In order to perform the initial data import, I suggest we run once a kubernetes Job,, which will download the latest dump, extract it, and import the data into the database.
What will this job do?
- Create the db schema
- Download the latest dump from the provider and extract it
- After the import is complete, the job will exit.

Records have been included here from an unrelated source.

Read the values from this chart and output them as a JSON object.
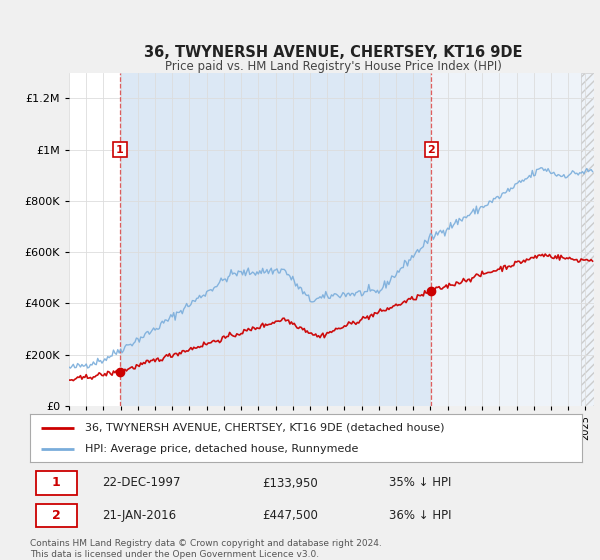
{
  "title": "36, TWYNERSH AVENUE, CHERTSEY, KT16 9DE",
  "subtitle": "Price paid vs. HM Land Registry's House Price Index (HPI)",
  "sale1_date": "22-DEC-1997",
  "sale1_price": 133950,
  "sale1_hpi": "35% ↓ HPI",
  "sale2_date": "21-JAN-2016",
  "sale2_price": 447500,
  "sale2_hpi": "36% ↓ HPI",
  "legend_property": "36, TWYNERSH AVENUE, CHERTSEY, KT16 9DE (detached house)",
  "legend_hpi": "HPI: Average price, detached house, Runnymede",
  "footnote": "Contains HM Land Registry data © Crown copyright and database right 2024.\nThis data is licensed under the Open Government Licence v3.0.",
  "line_color_property": "#cc0000",
  "line_color_hpi": "#7aaddb",
  "background_color": "#f0f0f0",
  "plot_bg_color": "#ffffff",
  "shade_between_color": "#dce8f5",
  "shade_after_color": "#eef3f9",
  "ylim": [
    0,
    1300000
  ],
  "xlim_start": 1995.0,
  "xlim_end": 2025.5,
  "sale1_x": 1997.96,
  "sale2_x": 2016.04
}
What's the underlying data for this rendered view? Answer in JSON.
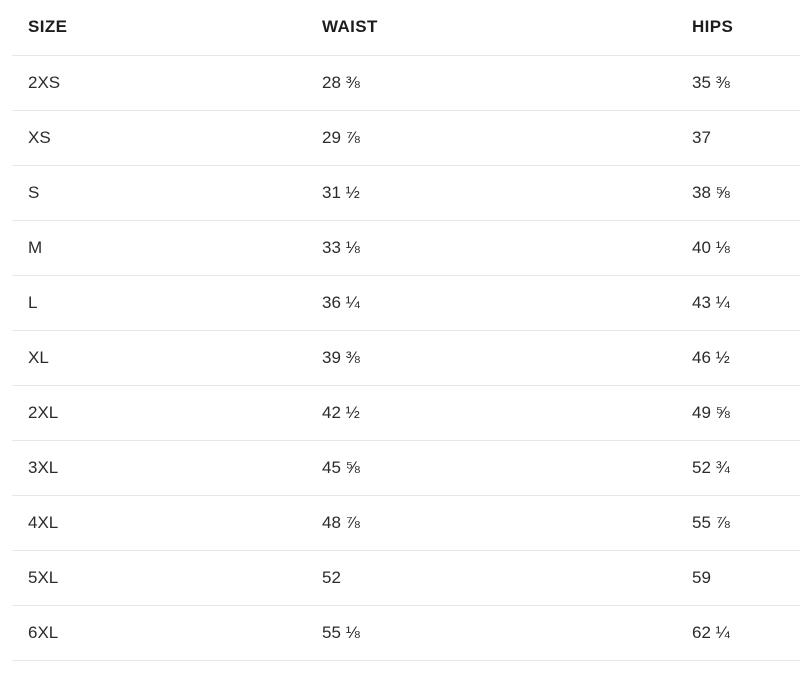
{
  "chart_data": {
    "type": "table",
    "columns": [
      "SIZE",
      "WAIST",
      "HIPS"
    ],
    "rows": [
      {
        "size": "2XS",
        "waist": "28 ⅜",
        "hips": "35 ⅜"
      },
      {
        "size": "XS",
        "waist": "29 ⅞",
        "hips": "37"
      },
      {
        "size": "S",
        "waist": "31 ½",
        "hips": "38 ⅝"
      },
      {
        "size": "M",
        "waist": "33 ⅛",
        "hips": "40 ⅛"
      },
      {
        "size": "L",
        "waist": "36 ¼",
        "hips": "43 ¼"
      },
      {
        "size": "XL",
        "waist": "39 ⅜",
        "hips": "46 ½"
      },
      {
        "size": "2XL",
        "waist": "42 ½",
        "hips": "49 ⅝"
      },
      {
        "size": "3XL",
        "waist": "45 ⅝",
        "hips": "52 ¾"
      },
      {
        "size": "4XL",
        "waist": "48 ⅞",
        "hips": "55 ⅞"
      },
      {
        "size": "5XL",
        "waist": "52",
        "hips": "59"
      },
      {
        "size": "6XL",
        "waist": "55 ⅛",
        "hips": "62 ¼"
      }
    ]
  },
  "colors": {
    "header_text": "#1d1d1d",
    "body_text": "#2b2b2b",
    "divider": "#e7e7e7",
    "background": "#ffffff"
  }
}
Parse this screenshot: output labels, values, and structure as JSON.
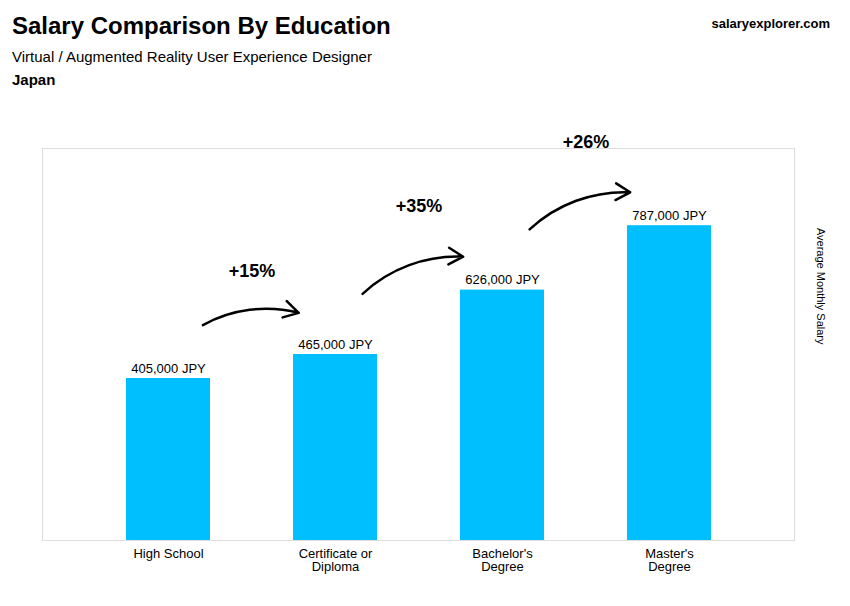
{
  "chart_data": {
    "type": "bar",
    "title": "Salary Comparison By Education",
    "subtitle": "Virtual / Augmented Reality User Experience Designer",
    "country": "Japan",
    "watermark": "salaryexplorer.com",
    "ylabel": "Average Monthly Salary",
    "categories": [
      "High School",
      "Certificate or\nDiploma",
      "Bachelor's\nDegree",
      "Master's\nDegree"
    ],
    "values": [
      405000,
      465000,
      626000,
      787000
    ],
    "value_labels": [
      "405,000 JPY",
      "465,000 JPY",
      "626,000 JPY",
      "787,000 JPY"
    ],
    "data_labels": true,
    "annotations": [
      "+15%",
      "+35%",
      "+26%"
    ],
    "color": "#00BFFF",
    "ylim": [
      0,
      980000
    ],
    "tick_labels": "x",
    "grid": false
  }
}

Job example (taken from mw-in-k8s):
apiVersion: batch/v1 kind: Job metadata: name: setup-db-{{ template "base.name.release" . }}-{{ .Release.Revision }} spec: template: spec: restartPolicy: Never containers: - name: setup-db command: [ /var/config/setup.sh ] image: "{{ .Values.docker.registry }}/{{ .Values.main_app.image }}:{{ .Values.main_app.version }}" imagePullPolicy: {{ .Values.docker.pull_policy }} {{ include "mediawiki-env" . | indent 10 }} {{ include "mediawiki-volumeMounts" . | indent 10 }} {{ include "mediawiki-volumes" . | indent 6 }}
Requirements:
- A job config similar to the above
- The job should be able to be restarted in case of failure, and continue where it left off
Due to the fact that:
- pods are ephemeral, and they could be killed at any give time for a myriad of reasons
- this is a large dataset (~23mil rows), thus heavy on mysql operations
We must have the ability to resume this data import, in case it is interrupted.
Notes:
We have the ability to provide as resources to match the pod's needs, so in this case we could make it possible to load the whole dump in memory, if that would help with our current challenges (needs to be discussed within serviceops
TODO:
T341122: Implement daily data update routine uses the env variable SPUR_API_KEY and presumably this won't match with production. We'll need to update to match.